Car l’éminente historienne, bien contemporaine de nous autres lecteurs de ce temps d’un autre Macron, a appris à connaître ce secrétaire d’Hadrien, en particulier pour son goût du trivial. Un goût quelque peu imposé par le contexte dans lequel il rédige ses écrits, rangés à l’époque dans l’art mineur de la biographie nous dit-elle. Elle imagine que lesdites biographies, si elles ne sont pas sujettes à caution, sont moins soucieuses du rôle historique de ses sujets que de leurs frasques. Un de ses confrères historien du 19ème siècle, Alexis Pierron, ira jusqu’à qualifier Suétone de « colporteur d'histoires d'antichambre ».

La motivation de Virginie Girod est donc là : ajouter le qualificatif véritable au titre de l’ouvrage de Suétone et tenter de corriger cette tendance à l’errance entre vices et travers des Césars, à faire fi de leur rôle politique. Sans négliger le formidable apport pour les historiens du futur qu’est l’œuvre de Suétone ni le contexte dans lequel il écrit, Virginie Girod justifie en avant-propos bénéficier à la fois des avancées dans la connaissance historique et des neurosciences entre autres, mais se défend de juger une époque avec les acquis des millénaires en termes de morale, d’esprit de justice, d’avancée sociale mais aussi d’empathie, dernière qualité qui eut pu figurer source de faiblesse dans une époque de violences psychologique et physique.

Comment comprendre en effet qu’on puisse se débarrasser du « princeps », premier citoyen de l’empire, intermédiaire entre les dieux et les hommes, parce que grisé par son pouvoir il avait sombré dans la folie paranoïaque, était devenu incontrôlable par des contre-pouvoirs muselés, voire inexistants. Comment comprendre aussi que le grand César, qui n’était quant à lui pas empereur puisque sous le régime d’une république laquelle n’avait de ce régime plus que le nom, s’était vu honoré du titre, car c’en était un, de dictateur à vie, s’étant vu confier tous les pouvoirs par le Sénat. Comment comprendre encore que le suicide soit institué en porte de sortie honorable et restaure sa noblesse à un empereur qui avait perdu sa crédibilité aux yeux de ses sujets. Comment comprendre enfin que l’on puisse créer une succession patrilinéaire du pouvoir en adoptant son successeur, comme on le ferait d’un enfant, y compris à titre posthume.

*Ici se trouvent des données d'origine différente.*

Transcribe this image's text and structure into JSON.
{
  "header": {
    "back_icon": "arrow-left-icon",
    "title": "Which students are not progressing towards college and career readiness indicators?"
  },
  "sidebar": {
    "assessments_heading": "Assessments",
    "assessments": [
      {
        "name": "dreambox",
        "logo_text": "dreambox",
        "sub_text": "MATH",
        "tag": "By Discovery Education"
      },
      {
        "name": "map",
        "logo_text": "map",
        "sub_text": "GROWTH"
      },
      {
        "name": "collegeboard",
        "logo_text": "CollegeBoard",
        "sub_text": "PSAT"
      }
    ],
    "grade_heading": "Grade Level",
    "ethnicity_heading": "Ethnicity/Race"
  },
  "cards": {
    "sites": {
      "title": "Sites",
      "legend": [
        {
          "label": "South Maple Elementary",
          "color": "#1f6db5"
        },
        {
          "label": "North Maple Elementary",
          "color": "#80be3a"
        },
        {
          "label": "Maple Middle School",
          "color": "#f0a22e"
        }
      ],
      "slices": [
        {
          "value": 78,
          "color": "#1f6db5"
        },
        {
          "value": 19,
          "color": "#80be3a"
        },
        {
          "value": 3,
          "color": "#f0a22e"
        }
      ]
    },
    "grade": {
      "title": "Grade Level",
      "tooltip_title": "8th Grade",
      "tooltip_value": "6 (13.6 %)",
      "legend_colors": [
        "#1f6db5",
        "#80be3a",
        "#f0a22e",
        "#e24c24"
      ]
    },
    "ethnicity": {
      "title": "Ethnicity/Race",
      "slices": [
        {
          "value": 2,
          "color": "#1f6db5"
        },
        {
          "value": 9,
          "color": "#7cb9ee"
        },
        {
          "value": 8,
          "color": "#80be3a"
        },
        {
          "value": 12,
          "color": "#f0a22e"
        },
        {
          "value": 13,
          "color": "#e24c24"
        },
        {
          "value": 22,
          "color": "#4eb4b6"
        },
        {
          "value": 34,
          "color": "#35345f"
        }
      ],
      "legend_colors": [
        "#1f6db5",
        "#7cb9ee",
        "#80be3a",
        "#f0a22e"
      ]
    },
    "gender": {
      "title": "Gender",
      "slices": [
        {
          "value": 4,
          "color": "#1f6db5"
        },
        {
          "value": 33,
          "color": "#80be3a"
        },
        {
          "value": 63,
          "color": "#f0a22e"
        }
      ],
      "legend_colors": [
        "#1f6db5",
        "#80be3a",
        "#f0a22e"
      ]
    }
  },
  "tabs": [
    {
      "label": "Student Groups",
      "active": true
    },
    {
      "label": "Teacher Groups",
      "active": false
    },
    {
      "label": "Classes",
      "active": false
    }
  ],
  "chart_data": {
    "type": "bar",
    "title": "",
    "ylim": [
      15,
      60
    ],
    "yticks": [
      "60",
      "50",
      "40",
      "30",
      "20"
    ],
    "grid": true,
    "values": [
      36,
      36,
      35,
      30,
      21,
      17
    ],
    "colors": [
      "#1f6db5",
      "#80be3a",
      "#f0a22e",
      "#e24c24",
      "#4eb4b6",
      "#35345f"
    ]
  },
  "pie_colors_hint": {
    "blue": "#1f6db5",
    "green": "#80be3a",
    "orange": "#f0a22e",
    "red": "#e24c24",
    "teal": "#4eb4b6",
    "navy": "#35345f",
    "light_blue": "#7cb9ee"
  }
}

Les temps ont bien changé. Les mœurs, les croyances et les valeurs qui vont avec. Ces dernières ayant pratiquement disparu, les croyances se focalisant en une croyance unique, ou pas, désormais. Les Césars étaient loin d’être exempts des travers dont Suétone faisait ses choux gras pour plaire à son maître du moment, l’empereur Hadrien, nous confirme Virginie Girod. Elle réussit à nous faire comprendre avec cet ouvrage rationnel, foisonnant, qui se veut aussi objectif que l’autorisent les avancées dans la connaissance de l’époque, en quoi leur personnalité et leurs actes étaient en harmonie avec le contexte d’une Rome onirique. Il faut l’avoir étudiée comme l’a fait cette spécialiste de l’antiquité pour comprendre à quel point le pouvoir corrompt les puissants et fascine ses spectateurs, qui voudraient peut-être leur ressembler.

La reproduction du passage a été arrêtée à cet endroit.